El peligro de que esta estrategia derive en una intensificación y generalización de la guerra se multiplica hoy por toda una serie de factores alimentados por el contexto global de crisis y guerra comercial. Factores entre los que la multiplicación de agentes con sus propios objetivos y el baile permanente de alianzas, apunta a un salto cualitativo. La situación actual empieza a mostrar que se está llegando a un punto en el que la evaluación de la situación por los imperialismos en conflicto (Irán, EEUU, Arabia Saudí, Siria, Rusia, Turquía…) valora cada vez más el coste del contrario que la ganancia directa propia, fórmula infalible de la escalada de la guerra imperialista.

La cuestión es que una vez puesto en marcha el mecanismo de represalias, como apuntaba el mismo Crocker que a estos efectos bien puede tomarse por voz del «estado profundo», ninguno de los contendientes puede retirarse «en pérdida»: el daño del otro ha de superar al daño propio en alguno de los escenarios conectados. Lo cual… significa implicar a otros imperialismos con sus propias lógicas y cuentas pendientes.
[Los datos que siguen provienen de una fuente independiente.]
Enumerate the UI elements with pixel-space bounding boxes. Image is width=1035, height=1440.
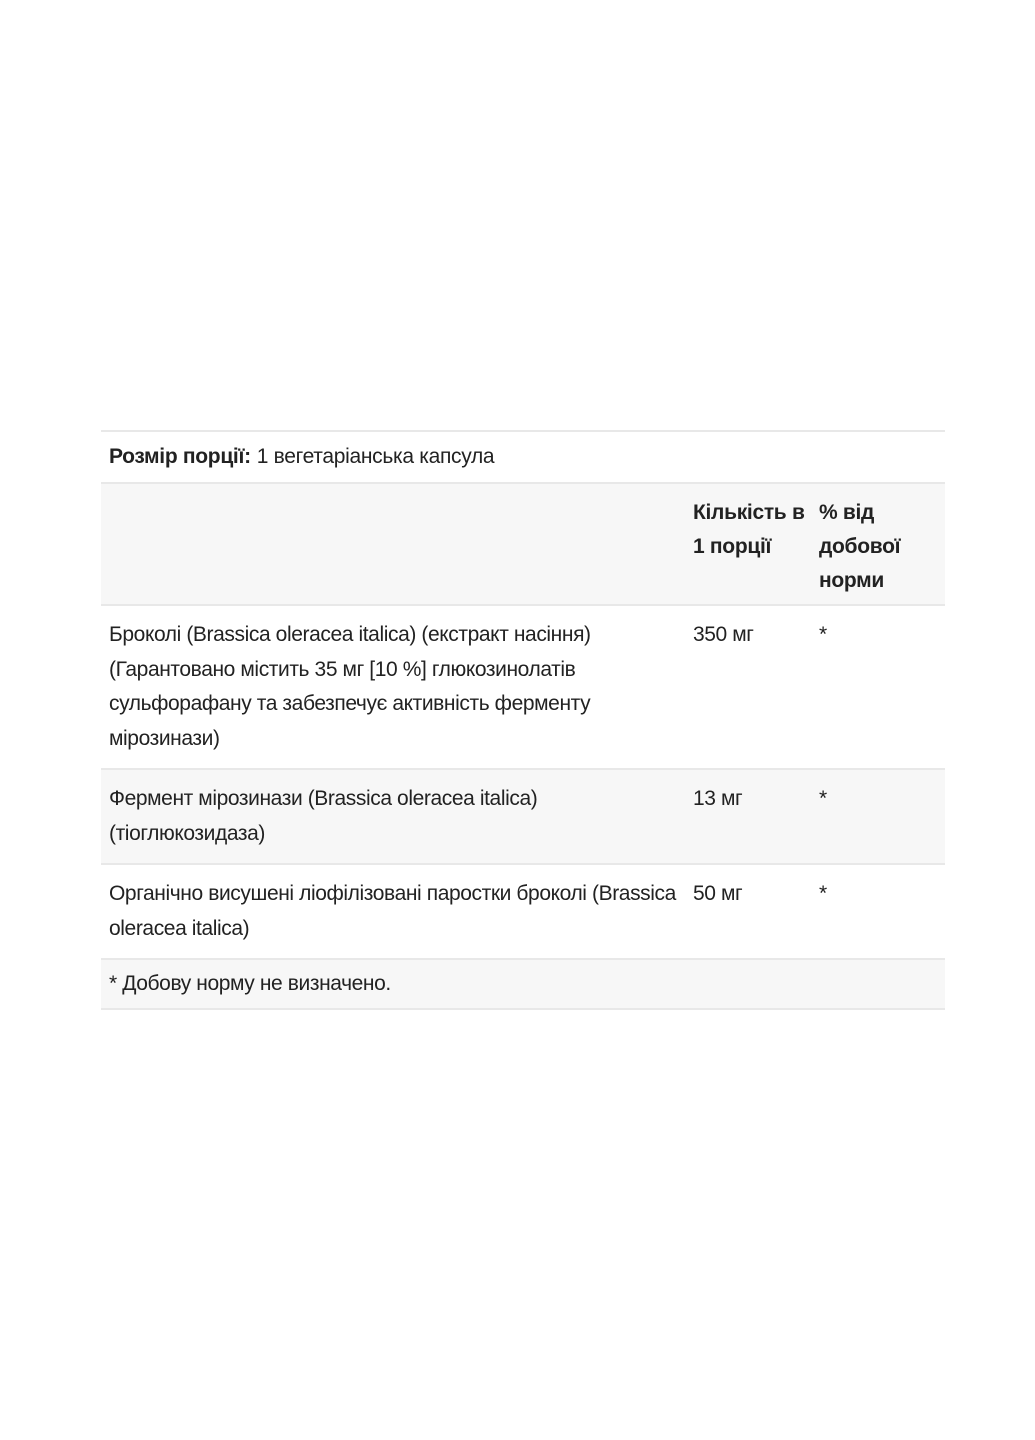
footnote-row [101,958,945,1010]
table-header-row [101,482,945,604]
ingredient-name: Фермент мірозинази (Brassica oleracea italica) (тіоглюкозидаза) [109,787,538,845]
table-row [101,604,945,768]
ingredient-daily-value: * [819,787,827,810]
serving-size-row [101,430,945,482]
ingredient-name: Броколі (Brassica oleracea italica) (екстракт насіння) (Гарантовано містить 35 мг [10 %] глюкозинолатів сульфорафану та забезпечує активність ферменту мірозинази) [109,623,591,750]
footnote: * Добову норму не визначено. [109,972,391,995]
amount-column-header: Кількість в 1 порції [693,501,805,558]
ingredient-daily-value: * [819,623,827,646]
supplement-facts-table [101,430,945,1010]
ingredient-name: Органічно висушені ліофілізовані паростки броколі (Brassica oleracea italica) [109,882,676,940]
daily-value-column-header: % від добової норми [819,501,901,592]
ingredient-amount: 350 мг [693,623,754,646]
table-row [101,863,945,958]
ingredient-daily-value: * [819,882,827,905]
serving-size-value: 1 вегетаріанська капсула [256,445,495,468]
ingredient-amount: 50 мг [693,882,743,905]
table-row [101,768,945,863]
ingredient-amount: 13 мг [693,787,743,810]
serving-size-label: Розмір порції: [109,445,251,468]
Aunque posiblemente estemos en un estado de guerra virtual con Irán, los enfrentamientos tienen lugar en Iraq, que en muchos aspectos está atrapado en el medio. Si nuestra embajada en Bagdad es evacuada y se pierde nuestra capacidad de vigilar e influir en los acontecimientos sobre el terreno, será una victoria para Irán. […] Un intento de escalada de dominio por parte de Irán podría incluir amenazas y acciones contra nuestros aliados regionales, ataques sostenidos al tráfico de petroleros en el Golfo y ataques directos a las instalaciones de Estados Unidos en la región. Pero las opciones para el Irán y sus partidarios no son sólo cinéticas. Incluso antes del ataque de Suleimani en Bagdad, los partidos políticos cercanos al Irán habían planteado la posibilidad de legislar en el parlamento iraquí exigiendo la salida de todas las fuerzas de los Estados Unidos del país. El domingo, los legisladores iraquíes la aprobaron y el primer ministro ha indicado que la firmará.

En el complejo contexto de Irán, esto se convierte en un ajedrez multidimensional. Tenemos fuerzas en Irak y Siria, así como una presencia militar en todo el Golfo: en Kuwait, Bahrein, Qatar, los Emiratos Árabes Unidos, Arabia Saudita y Omán. Estos son activos, pero también son objetivos potenciales, al igual que los países en los que se encuentran. También tendremos que consultar muy estrechamente con Israel. Estados Unidos también tendrá opciones militares que no ejerció en 1983, incluyendo ataques directos y a gran escala contra Irán. ¿Hasta dónde estamos preparados para llegar en una espiral de escalada? Espero que la administración haya trabajado en ello antes del ataque a Suleimani.

¿Hay alternativa?

El desarrollo de la guerra imperialista es una realidad indiscutible que va mucho más allá del recuento de fuerzas de unos y otros. También lo es que podemos enfrentarla. La Historia nos ha dejado unas cuantas lecciones. La principal: la tendencia hacia la guerra solo se detiene ante la extensión de las luchas de trabajadores. Hoy por hoy, el destino de la escalada bélica se juega en las movilizaciones de clase que despiertan en estos años.

Es muy posible que nos caiga un nuevo bombardeo «pacifista», pero el pacifismo y la «legalidad internacional» son parte de la guerra. No podemos tener ni alimentar esperanza alguna en la capacidad del capitalismo para «moderar» sus tendencia hacia la guerra y esperar que «no ocurra lo peor». Bajar la guardia ante cualquier nacionalismo por pequeño que sea, alinearnos con cualquier capital nacional, seguir las procesiones de las campañas ideológicas gobales de la burguesía, significa reforzar el imperialismo, desarmarnos ante él y convertirnos en parte del esfuerzo de guerra. La lucha contra el capitalismo y la guerra pasa por enfrentar a toda la burguesía en cada lugar y desde nuestro propio terreno de clase.